Obsessive–compulsive disorder (OCD) patients typically overmonitor their own behavior, as shown by symptoms of excessive doubt and checking. Although this is well established for the patients’ relationship with external stimuli in the environment, no study has explored their monitoring of internal body signals, a process known to be affected in anxiety-related syndromes. Here, we explored this issue through a cardiac interoception task that measures sensing of heartbeats. Our aim was to explore key behavioral and electrophysiological aspects of internal-cue monitoring in OCD, while examining their potential distinctiveness in this condition.
Method
We administered a heartbeat detection (HBD) task (with related interoceptive confidence and awareness measures) to three matched groups (OCD patients, panic disorder patients, healthy controls) and recorded ongoing modulations of two task-relevant electrophysiological markers: the heart evoked potential (HEP) and the motor potential (MP).
Results
Behaviorally, OCD patients outperformed controls and panic patients in the HBD task.

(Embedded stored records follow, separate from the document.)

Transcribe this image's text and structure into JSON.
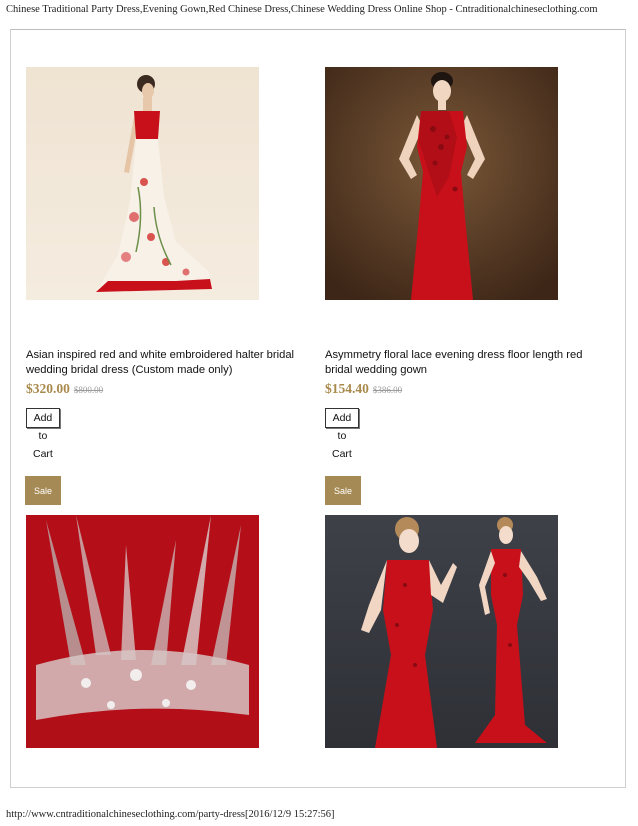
{
  "page": {
    "header_text": "Chinese Traditional Party Dress,Evening Gown,Red Chinese Dress,Chinese Wedding Dress Online Shop - Cntraditionalchineseclothing.com",
    "footer_text": "http://www.cntraditionalchineseclothing.com/party-dress[2016/12/9 15:27:56]"
  },
  "products": [
    {
      "title": "Asian inspired red and white embroidered halter bridal wedding bridal dress (Custom made only)",
      "price": "$320.00",
      "old_price": "$800.00",
      "cart_label": "Add to Cart",
      "image_icon": "white-embroidered-gown-photo"
    },
    {
      "title": "Asymmetry floral lace evening dress floor length red bridal wedding gown",
      "price": "$154.40",
      "old_price": "$386.00",
      "cart_label": "Add to Cart",
      "image_icon": "red-lace-evening-dress-photo"
    },
    {
      "badge": "Sale",
      "image_icon": "red-beaded-bodice-photo"
    },
    {
      "badge": "Sale",
      "image_icon": "red-lace-mermaid-dress-photo"
    }
  ],
  "colors": {
    "price": "#a98a4c",
    "sale_badge": "#a68a55",
    "dress_red": "#c8101a"
  }
}
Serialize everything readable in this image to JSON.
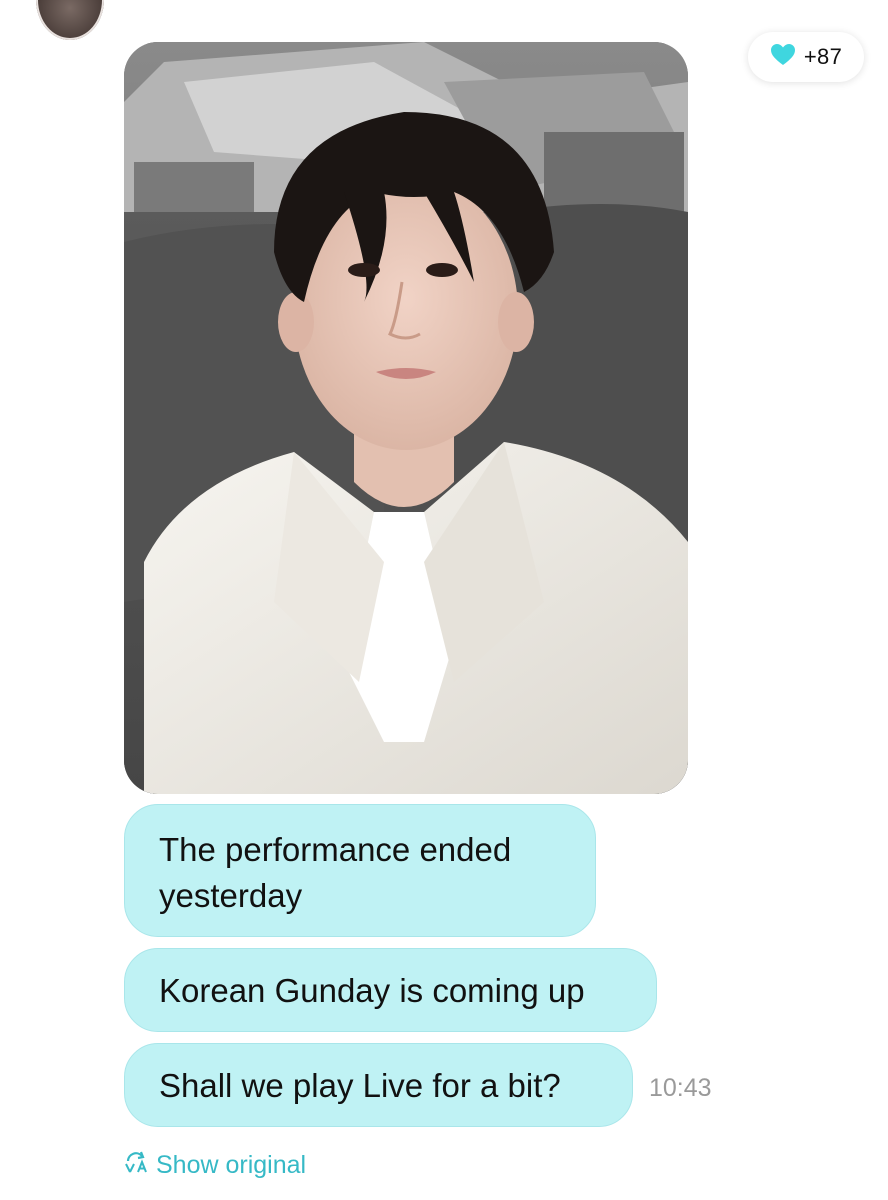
{
  "chat": {
    "avatar_icon": "user-avatar",
    "reaction": {
      "icon": "heart-icon",
      "color": "#3fd6df",
      "count": "+87"
    },
    "messages": [
      {
        "text": "The performance ended yesterday"
      },
      {
        "text": "Korean Gunday is coming up"
      },
      {
        "text": "Shall we play Live for a bit?"
      }
    ],
    "timestamp": "10:43",
    "show_original": {
      "icon": "translate-icon",
      "label": "Show original",
      "color": "#36b9c6"
    },
    "bubble_color": "#bff2f4"
  }
}
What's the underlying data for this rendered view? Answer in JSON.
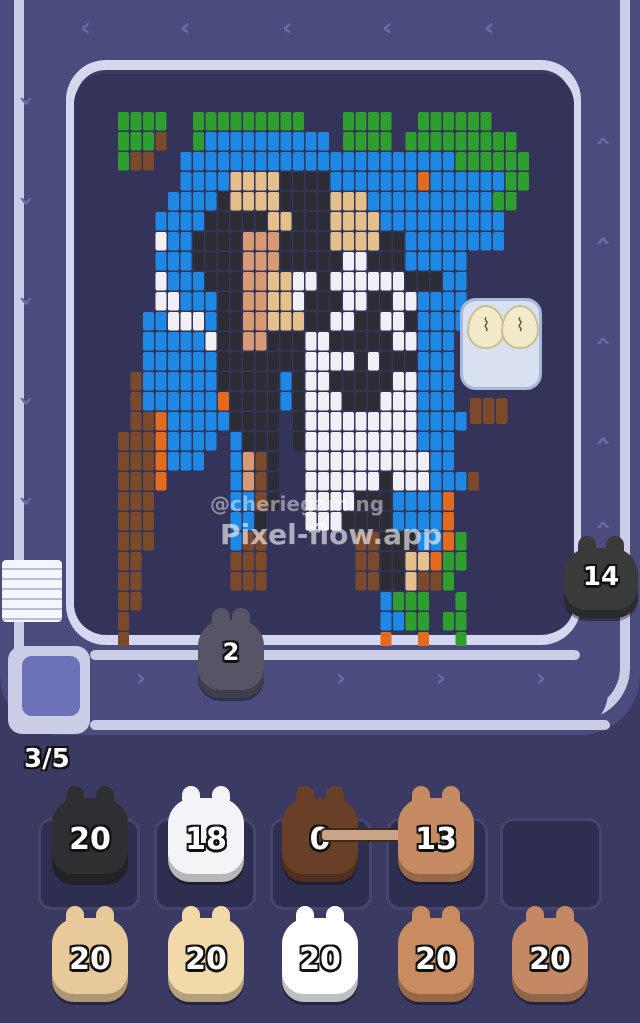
{
  "game": {
    "watermark_handle": "@cheriegaming",
    "watermark_site": "Pixel-flow.app",
    "progress": "3/5",
    "conveyor_shooters": [
      {
        "count": "14",
        "color": "#3a3a3a"
      },
      {
        "count": "2",
        "color": "#555566"
      }
    ],
    "slot_row": [
      {
        "count": "20",
        "color": "#2f2f33"
      },
      {
        "count": "18",
        "color": "#f4f4f8"
      },
      {
        "count": "0",
        "color": "#6a3f28"
      },
      {
        "count": "13",
        "color": "#c78b63"
      },
      {
        "count": "",
        "color": "empty"
      }
    ],
    "queue_row": [
      {
        "count": "20",
        "color": "#e8c99a"
      },
      {
        "count": "20",
        "color": "#f1d9a8"
      },
      {
        "count": "20",
        "color": "#ffffff"
      },
      {
        "count": "20",
        "color": "#c98b60"
      },
      {
        "count": "20",
        "color": "#c48865"
      }
    ]
  },
  "colors": {
    "background": "#3a3a63",
    "track": "#4b4b7e",
    "rail": "#c9cde6",
    "blue": "#1e88e5",
    "green": "#2e9e2e",
    "black": "#2c2c34",
    "white": "#f0f0f4",
    "tan": "#e6c08a",
    "brown": "#7a4a2a",
    "orange": "#e46a1e",
    "skin": "#d79a72"
  }
}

Moreover, they exhibited greater amplitude modulation of both the HEP and the MP during cardiac interoception. However, they evinced poorer confidence and awareness of their interoceptive skills.
Conclusions
Convergent behavioral and electrophysiological data showed that overactive monitoring in OCD extends to the sensing of internal bodily signals. Moreover, this pattern discriminated OCD from panic patients, suggesting a condition-distinctive alteration. Our results highlight the potential of exploring interoceptive processes in the OCD spectrum to better characterize the population's cognitive profile. Finally, these findings may lay new bridges between somatic theories of emotion and cognitive models of OCD.